Can an interest-only loan cost less than a traditional loan if I make extra payments?
Q. In comparing a 30-year, fixed-rate loan at 6% with a 30-year, interest-only loan at the same rate, I was told that you would actually save money in total interest paid if you chose to go with the interest-only loan and made payments to principal each month. Is this true?
A. It's true if the extra principal payments you made each month were big enough.
An amortizing loan such as a fixed-rate, 30-year mortgage establishes a monthly payment for the life of the loan. Part of that payment covers the interest charge and the remainder goes to pay down the principal. Since the interest is based on your monthly balance, the portion of your payment needed to cover the interest declines and the portion devoted to repaying your loan steadily increases.
Let's say you use a traditional 30-year loan to borrow $150,000 at 6% interest. Your payments would be $899 a month and the first payment would devote $750 of that to interest and $149 to reducing your principal.
The second month your interest charge would drop to $749 and your principal payment grow to $150 because you had repaid part of what you owe. By the end of the fifth year of this loan you'd be paying $699 a month in interest and $200 in principal.
Now let's say you borrowed the same amount, at the same rate, using a five-year, interest-only loan. You'd be allowed to pay just the interest for the first five years but then have to pay the interest and repay the entire principal over the next 25 years.
Your monthly payments for the first five years would be $750, same as the initial interest charge on a traditional loan. If you voluntarily paid more than $750, all of the extra money would be applied to the principal.
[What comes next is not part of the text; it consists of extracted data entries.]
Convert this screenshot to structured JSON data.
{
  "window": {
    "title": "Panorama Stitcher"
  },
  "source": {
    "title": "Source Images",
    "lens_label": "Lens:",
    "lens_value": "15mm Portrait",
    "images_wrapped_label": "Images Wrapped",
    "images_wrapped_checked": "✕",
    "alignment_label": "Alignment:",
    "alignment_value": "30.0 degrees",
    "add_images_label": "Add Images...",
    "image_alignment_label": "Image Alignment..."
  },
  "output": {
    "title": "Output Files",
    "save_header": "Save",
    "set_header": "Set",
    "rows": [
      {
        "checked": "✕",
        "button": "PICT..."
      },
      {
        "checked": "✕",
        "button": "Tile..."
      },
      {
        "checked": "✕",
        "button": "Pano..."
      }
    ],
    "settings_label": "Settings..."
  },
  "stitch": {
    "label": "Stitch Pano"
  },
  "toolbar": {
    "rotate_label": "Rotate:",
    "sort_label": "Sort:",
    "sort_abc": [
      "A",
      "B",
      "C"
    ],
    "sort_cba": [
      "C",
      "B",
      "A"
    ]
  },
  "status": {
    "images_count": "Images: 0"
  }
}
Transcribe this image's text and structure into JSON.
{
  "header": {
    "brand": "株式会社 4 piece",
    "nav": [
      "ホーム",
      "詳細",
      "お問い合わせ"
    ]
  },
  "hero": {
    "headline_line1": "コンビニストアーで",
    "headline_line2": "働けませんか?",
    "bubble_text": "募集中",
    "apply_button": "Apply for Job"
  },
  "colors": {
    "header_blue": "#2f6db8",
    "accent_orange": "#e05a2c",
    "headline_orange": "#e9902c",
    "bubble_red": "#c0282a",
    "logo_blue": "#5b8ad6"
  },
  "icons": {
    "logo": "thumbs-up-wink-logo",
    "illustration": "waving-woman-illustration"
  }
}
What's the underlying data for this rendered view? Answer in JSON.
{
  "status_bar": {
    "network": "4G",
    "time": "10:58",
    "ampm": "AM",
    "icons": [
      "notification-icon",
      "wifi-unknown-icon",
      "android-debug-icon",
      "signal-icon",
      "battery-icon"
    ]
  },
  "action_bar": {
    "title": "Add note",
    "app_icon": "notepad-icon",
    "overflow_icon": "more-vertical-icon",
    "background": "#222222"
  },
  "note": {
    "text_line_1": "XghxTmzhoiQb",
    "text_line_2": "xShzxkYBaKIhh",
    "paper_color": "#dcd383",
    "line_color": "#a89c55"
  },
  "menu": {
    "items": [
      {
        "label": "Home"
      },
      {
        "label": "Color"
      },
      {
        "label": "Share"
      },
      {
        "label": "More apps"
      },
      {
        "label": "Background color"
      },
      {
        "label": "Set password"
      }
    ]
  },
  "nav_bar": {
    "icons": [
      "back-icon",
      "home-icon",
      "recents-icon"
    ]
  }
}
If your total payment was consistently more than $899 a month, then you'd be paying off the debt more quickly than if you were paying the required $899 on the traditional loan.
But we wouldn't be surprised if your question originated with a sales pitch for an interest-only loan. You are concerned that an interest-only loan will cost you more over the life of the loan. And it will.
Using our examples, you'd pay $173,700 in interest on the traditional loan and $184,900 on the interest-only loan if you kept them for 30 years.
Suggesting that you can reduce that cost by voluntarily paying down the interest is meant to make you feel better, not provide a real solution to your concern. Most of us would find it very hard to sit down month after month and write a bigger check than we absolutely must to our mortgage company.
We almost always encourage buyers to go with traditional loans. If you have to use an interest-only loan to afford the payments on the house you're going to buy, you probably can't afford the house.